Paula Fitzgerald, Longmont's Parks development manager, and Dan Wolford, the city's open space manager, have done an incredible job with the St. Vrain Greenway and securing open space for trails. They truly are an asset to our community. However, the financial climate statewide and locally has changed. It might be time to rethink lottery funds. We may be able to continue to add city parks and recreation centers but incorporate other uses as well.
Libraries have increasingly become sources for education. The demand for computers, online classes and informative speakers is at an all-time high. Community surveys consistently have requests for branch libraries or alternative book drop off sites. Both of these requests are expensive but might be achieved by using CTF (Conservation Trust Funds) in conjunction with parks. Consider for example, expanding the existing or a new recreation center to include a branch library. The equipment purchased with the funds (computers, fax machines, copiers, etc) could be shared and, according to the Times-Call article on the lottery funds survey, the maintenance of the building might be financed through the CTF.
Another shared use of the lottery funds could be with our school district. It is obvious with the failure of 103 that raising taxes for education is a moot point. There's probably not much hope for passing a bond issue for capital improvement either. But, funded partially by the Colorado Lottery system, there is Public School Capital Construction Assistance Program (i.e., "BEST" Program). The Colorado Joint Budget committee reported, for the fiscal year 2009-2010, the revenue available for BEST to allocate was $35,331,462. The revenue under the BEST program must be requested through a grant process, may require local matching funds and is awarded in August before the start of the school year. According to Carolyn Kampman, chief legislative analyst for the Joint Budget Committee, the BEST funds are statutorily prioritized for projects that will address safety hazards or health concerns at existing school facilities.

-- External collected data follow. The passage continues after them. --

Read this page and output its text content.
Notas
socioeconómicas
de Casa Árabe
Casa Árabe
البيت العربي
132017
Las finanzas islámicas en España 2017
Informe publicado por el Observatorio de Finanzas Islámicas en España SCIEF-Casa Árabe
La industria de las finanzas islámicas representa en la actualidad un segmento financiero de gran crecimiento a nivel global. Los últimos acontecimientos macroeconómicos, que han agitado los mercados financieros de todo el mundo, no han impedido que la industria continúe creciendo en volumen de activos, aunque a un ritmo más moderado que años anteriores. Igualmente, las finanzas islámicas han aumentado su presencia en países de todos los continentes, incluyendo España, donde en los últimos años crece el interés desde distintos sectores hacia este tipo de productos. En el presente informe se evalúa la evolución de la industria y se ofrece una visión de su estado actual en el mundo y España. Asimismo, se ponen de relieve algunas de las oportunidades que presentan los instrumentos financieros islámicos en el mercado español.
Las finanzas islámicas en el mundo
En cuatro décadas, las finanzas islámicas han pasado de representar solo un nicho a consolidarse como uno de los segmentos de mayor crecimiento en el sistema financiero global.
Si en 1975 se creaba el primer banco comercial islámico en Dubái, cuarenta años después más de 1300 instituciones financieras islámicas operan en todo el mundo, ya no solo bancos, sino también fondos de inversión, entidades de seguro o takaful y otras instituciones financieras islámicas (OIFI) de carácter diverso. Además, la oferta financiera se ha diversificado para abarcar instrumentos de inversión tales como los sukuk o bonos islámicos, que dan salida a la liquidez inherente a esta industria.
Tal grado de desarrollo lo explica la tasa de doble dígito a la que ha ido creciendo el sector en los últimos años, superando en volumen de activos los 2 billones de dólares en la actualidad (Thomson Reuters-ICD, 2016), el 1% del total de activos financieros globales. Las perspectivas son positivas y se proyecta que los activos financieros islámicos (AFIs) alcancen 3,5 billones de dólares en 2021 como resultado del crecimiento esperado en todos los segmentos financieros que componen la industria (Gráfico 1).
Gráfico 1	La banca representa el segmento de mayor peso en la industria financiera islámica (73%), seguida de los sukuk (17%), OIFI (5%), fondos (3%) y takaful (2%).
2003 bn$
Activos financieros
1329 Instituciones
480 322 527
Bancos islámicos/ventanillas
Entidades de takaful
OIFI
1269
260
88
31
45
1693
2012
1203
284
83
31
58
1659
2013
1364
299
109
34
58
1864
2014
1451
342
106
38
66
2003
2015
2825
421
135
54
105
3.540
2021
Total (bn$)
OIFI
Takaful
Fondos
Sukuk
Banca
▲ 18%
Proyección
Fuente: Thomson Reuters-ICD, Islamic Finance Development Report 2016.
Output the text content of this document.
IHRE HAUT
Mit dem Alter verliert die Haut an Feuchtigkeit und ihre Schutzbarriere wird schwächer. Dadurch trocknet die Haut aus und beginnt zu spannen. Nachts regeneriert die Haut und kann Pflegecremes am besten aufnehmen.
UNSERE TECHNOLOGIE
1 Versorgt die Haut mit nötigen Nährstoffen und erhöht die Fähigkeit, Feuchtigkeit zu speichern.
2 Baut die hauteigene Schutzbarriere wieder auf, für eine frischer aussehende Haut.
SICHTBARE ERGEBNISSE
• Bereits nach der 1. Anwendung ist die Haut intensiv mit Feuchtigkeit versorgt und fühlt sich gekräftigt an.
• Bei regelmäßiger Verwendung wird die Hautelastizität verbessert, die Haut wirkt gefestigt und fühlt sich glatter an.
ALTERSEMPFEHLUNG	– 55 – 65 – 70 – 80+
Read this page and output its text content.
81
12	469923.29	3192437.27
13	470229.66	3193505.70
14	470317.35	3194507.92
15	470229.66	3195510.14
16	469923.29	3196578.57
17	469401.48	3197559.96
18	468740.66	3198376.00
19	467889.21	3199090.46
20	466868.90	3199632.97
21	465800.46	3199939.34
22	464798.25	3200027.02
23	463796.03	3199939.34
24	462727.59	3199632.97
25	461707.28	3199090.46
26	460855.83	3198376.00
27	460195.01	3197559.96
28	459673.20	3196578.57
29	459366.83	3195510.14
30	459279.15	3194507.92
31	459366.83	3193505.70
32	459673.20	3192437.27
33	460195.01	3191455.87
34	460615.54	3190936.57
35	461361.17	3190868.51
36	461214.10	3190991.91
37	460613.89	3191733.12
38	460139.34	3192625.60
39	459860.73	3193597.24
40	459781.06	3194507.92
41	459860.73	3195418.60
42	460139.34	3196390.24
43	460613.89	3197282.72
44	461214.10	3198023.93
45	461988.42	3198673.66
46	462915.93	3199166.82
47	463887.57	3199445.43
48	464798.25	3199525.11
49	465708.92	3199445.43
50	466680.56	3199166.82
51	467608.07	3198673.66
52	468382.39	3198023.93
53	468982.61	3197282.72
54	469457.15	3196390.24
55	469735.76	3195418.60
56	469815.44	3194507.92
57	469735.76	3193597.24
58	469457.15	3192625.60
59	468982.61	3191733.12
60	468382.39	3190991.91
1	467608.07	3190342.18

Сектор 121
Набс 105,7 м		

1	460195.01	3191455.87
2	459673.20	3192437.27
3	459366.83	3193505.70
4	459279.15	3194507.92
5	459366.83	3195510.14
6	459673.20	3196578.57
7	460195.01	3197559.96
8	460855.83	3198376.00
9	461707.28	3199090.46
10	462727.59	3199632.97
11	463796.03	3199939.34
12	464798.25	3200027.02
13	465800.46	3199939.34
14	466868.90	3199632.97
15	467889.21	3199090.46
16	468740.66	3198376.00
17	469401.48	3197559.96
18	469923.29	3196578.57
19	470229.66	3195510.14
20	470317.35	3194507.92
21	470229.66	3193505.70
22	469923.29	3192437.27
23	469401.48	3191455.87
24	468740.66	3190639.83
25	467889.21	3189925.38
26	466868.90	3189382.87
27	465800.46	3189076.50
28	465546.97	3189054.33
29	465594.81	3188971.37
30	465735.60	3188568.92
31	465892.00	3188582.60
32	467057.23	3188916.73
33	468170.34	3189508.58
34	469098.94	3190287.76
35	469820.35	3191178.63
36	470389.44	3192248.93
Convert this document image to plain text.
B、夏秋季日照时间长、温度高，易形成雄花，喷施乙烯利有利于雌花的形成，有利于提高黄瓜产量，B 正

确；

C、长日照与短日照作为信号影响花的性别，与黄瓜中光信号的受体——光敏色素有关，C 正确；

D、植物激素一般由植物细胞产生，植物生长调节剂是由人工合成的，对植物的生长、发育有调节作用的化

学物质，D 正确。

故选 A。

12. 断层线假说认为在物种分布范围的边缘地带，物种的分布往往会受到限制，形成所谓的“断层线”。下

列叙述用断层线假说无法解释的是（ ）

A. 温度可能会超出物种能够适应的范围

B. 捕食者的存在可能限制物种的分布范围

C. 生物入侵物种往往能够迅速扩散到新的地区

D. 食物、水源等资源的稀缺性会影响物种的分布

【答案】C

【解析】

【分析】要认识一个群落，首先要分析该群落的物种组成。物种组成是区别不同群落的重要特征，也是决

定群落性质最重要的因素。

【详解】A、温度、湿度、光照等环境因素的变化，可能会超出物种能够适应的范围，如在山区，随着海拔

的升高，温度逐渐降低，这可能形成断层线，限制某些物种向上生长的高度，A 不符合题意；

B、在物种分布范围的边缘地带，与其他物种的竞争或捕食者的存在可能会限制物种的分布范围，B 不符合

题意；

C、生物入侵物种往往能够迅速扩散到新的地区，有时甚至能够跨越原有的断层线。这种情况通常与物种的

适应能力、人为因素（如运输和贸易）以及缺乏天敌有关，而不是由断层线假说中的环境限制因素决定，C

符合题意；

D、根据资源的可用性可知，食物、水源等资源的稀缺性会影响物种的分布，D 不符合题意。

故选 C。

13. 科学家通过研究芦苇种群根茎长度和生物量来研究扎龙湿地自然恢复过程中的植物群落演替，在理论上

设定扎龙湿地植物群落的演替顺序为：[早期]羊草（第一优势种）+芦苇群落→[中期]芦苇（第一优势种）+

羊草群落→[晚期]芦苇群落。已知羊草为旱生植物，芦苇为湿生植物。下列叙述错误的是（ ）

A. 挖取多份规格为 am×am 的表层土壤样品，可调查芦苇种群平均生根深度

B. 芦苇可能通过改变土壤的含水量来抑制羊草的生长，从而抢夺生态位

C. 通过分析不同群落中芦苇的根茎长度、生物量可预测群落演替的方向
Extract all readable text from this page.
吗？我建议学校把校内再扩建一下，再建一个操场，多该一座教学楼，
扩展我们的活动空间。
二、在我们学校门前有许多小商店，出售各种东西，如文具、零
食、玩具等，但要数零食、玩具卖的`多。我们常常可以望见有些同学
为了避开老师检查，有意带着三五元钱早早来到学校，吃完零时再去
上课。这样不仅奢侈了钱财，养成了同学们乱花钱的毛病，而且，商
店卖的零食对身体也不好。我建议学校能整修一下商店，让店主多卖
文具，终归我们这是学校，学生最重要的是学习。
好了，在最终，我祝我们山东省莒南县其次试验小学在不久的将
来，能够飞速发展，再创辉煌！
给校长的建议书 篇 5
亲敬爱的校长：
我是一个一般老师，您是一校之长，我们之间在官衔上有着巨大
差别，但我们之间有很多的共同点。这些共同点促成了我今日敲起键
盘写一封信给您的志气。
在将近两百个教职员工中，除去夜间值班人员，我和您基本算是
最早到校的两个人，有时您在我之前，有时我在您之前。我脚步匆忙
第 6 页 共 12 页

This does not mean that a grant cannot be written for other school construction needs. Capital projects include new schools, major renovations, additions and smaller projects including roof repair/replacement, boiler replacements, fire alarms, etc. St. Vrain Valley school district has a request in for matching funds to remove asbestos. For more information, visit the CDE (Colorado Department of Education) website: cde.state.co.us/cdefinance/CapConstBEST.htm. Even though the BEST program is not funded through the CTF, it does use lottery monies.
Consider building a new school with a shared park/playground purchased through the CTF. According to the Department of Local Affairs website (colorado.gov/cs/Satellite/DOLA-Main/CBON/1251591555779#capimprove), playground equipment, salaries and maintenance fall under the CTF guidelines. If the land purchased through CTF was large enough to include a recreation center with a branch library included and a shared park/playground for a new school, we could stretch the funds to address three areas.
It is worth considering these options when filling out the CTF survey. Parks and recreation is one of the top priorities along with libraries and education when businesses look to expand or relocate. The future of Longmont and how we use these funds is essential to our quality of life.
Joan Peck has been a Longmont resident for 35 years.